Terlebih, pada kuartal I/2025, terdapat 4 industri tekstil dan pakaian jadi yang resmi mendapatkan Surat Keterangan Usaha (SKU) dengan total investasi mencapai Rp304,43 miliar. Investasi tersebut diperkirakan akan menyerap tenaga kerja sebanyak 1.907 orang.
“Jadi kita akan lihat kedepan apa yang bisa dilakukan pemerintah kedepan untuk industri ini, apakah ada terobosan baru atau hanya sekedar membuat Bapak Presiden senang dengan program mentereng tapi low impact,” tuturnya.
Untuk diketahui, sebelumnya pemerintah berencana melakukan deregulasi perizinan investasi di sektor TPT guna meningkatkan daya saing industri serta menarik lebih banyak investor.
Menteri Koordinator Bidang Perekonomian Airlangga Hartarto mengatakan bahwa sektor padat karya ini memiliki peran penting dalam perekonomian nasional.

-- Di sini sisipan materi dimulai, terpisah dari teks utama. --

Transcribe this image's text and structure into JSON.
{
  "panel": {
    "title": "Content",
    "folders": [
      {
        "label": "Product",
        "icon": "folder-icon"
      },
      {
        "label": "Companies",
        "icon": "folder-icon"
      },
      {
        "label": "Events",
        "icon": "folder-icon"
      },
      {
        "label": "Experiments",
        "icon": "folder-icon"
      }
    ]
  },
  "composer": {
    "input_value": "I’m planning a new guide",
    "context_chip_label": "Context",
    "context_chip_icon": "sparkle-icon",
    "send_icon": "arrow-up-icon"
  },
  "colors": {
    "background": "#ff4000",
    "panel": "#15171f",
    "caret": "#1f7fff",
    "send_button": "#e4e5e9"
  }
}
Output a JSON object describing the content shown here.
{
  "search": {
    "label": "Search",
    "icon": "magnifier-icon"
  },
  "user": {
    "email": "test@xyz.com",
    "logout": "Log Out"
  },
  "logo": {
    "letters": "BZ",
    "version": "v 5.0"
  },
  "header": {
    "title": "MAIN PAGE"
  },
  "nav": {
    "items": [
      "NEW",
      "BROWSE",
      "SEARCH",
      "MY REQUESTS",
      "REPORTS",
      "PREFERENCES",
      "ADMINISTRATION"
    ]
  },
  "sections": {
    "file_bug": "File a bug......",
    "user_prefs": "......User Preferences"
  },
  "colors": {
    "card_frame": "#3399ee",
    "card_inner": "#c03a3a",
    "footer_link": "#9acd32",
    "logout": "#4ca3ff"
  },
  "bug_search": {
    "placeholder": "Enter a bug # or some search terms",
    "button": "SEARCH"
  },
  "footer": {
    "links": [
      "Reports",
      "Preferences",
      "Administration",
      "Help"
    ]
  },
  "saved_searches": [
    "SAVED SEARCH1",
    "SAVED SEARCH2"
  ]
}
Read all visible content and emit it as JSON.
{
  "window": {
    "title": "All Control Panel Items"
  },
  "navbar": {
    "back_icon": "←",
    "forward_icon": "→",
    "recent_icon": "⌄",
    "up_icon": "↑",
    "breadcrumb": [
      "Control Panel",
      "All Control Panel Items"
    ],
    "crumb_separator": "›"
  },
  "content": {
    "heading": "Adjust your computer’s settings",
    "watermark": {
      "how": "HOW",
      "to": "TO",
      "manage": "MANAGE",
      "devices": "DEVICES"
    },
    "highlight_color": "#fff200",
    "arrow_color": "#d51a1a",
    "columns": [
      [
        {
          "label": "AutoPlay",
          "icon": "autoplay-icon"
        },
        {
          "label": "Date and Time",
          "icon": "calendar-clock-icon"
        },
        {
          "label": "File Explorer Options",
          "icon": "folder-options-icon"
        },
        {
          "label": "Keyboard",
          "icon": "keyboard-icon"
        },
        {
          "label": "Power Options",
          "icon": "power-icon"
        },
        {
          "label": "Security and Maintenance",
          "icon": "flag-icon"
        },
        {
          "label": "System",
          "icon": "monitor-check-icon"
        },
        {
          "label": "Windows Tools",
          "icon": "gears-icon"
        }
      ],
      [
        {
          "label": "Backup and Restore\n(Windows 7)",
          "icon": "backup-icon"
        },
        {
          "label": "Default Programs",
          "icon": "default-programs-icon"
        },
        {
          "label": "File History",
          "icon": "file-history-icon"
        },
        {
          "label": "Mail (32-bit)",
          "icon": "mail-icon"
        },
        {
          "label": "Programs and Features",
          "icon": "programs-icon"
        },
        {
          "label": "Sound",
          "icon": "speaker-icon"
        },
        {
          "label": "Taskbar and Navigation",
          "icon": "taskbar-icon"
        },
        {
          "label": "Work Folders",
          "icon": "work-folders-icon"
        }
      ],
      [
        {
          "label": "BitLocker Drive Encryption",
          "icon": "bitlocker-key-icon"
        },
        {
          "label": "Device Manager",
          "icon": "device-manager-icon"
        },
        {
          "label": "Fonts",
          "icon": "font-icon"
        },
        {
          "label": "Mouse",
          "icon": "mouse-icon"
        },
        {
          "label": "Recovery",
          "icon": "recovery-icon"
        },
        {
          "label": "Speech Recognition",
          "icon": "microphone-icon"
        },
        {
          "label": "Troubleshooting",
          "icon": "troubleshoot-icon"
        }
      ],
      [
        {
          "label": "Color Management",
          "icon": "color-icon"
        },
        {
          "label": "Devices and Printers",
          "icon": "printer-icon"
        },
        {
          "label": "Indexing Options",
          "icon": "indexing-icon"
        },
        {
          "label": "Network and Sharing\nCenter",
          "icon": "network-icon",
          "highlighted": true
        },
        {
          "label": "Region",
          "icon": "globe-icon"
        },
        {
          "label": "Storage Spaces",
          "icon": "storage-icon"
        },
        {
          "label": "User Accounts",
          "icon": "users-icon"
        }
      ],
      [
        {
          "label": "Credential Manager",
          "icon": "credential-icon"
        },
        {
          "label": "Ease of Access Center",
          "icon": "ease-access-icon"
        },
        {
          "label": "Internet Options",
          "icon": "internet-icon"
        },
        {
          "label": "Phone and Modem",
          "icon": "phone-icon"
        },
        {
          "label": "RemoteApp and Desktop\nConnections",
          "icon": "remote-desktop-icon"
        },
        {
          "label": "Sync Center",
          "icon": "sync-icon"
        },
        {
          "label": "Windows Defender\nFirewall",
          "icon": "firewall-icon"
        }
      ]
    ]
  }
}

“Sektor padat karya yang terutama tekstil, produk tekstil, kemudian juga apparel itu kontribusi terhadap ekonomi Indonesia besar karena ekspor lebih dari US$2 miliar, tenaga kerjanya hampir 4 juta orang,” ujar Airlangga.
Menurutnya, di tengah potensi itu, masih terdapat hambatan dalam perizinan yang perlu disederhanakan untuk menarik investor ke sektor tekstil.
Apalagi, kata Airlangga, Indonesia sudah naik kelas dalam memproduksi barang bernilai tambah tinggi seperti sepatu dan tekstil.
“Nah, ini memerlukan perbaikan terutama terkait dengan perizinan karena masih ada investor yang ingin masuk di sektor tekstil dan produk tekstil ini. Indonesia sebetulnya sudah naik kelas ke produk-produk yang nilainya lebih tinggi atau high value added,” katanya.